Lewis Carroll once said, “What is the use of a book without pictures or conversation?”
As middle-grade and young adult writers, we owe our readers those pictures and conversation. They are the toughest audience around. Right around third grade, they start to form very strong opinions. Each day in my third grade class, I would get a round of critiques, with their observations, all of their up-and-downs. They would watch to see what I had on my desk, what I’d put around the room, how I might be reacting to the fact that Owen is taking all the razor blades out of the pencil sharpeners, and Anna has brought her cell phone to school and is showing it off in the cubby room.
Kid readers see and hear and feel everything with the sharpness that hasn't yet had the edges buffed or smoothed. So it is our job to make them see and hear and feel every last bit of our story. We have to provide the pictures and conversation. We have to drop those kids into our book from the first page, from the first sentence, or they are going to turn around and leave. Remember, we’re not there to teach; we’re there to entertain.
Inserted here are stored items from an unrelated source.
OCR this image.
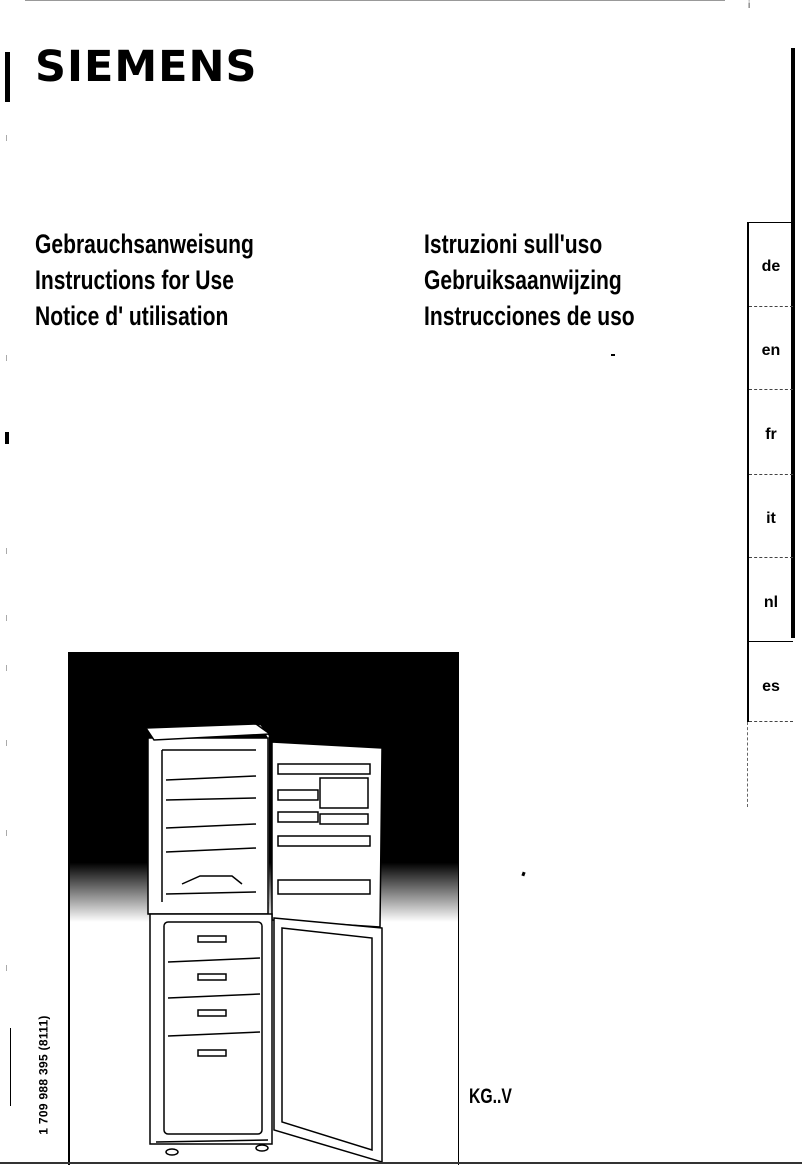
i
SIEMENS
Gebrauchsanweisung
Instructions for Use
Notice d' utilisation
Istruzioni sull'uso
Gebruiksaanwijzing
Instrucciones de uso
de
en
fr
it
nl
es
1 709 988 395 (8111)	KG..V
They need an equal amount of action, description, and dialogue. Not one word should be there that doesn’t drive the story forward. Give them something to wonder about on the first page. Give them someone to worry about or cheer for.
Novelist Andre Gide said, “The poor novelist constructs his characters; he controls them and makes them speak. The true novelist listens to them and watches them function; he eavesdrops on them even before he knows them.”
So today, go do a little eavesdropping. Watch, listen, and wonder. Color a few pictures.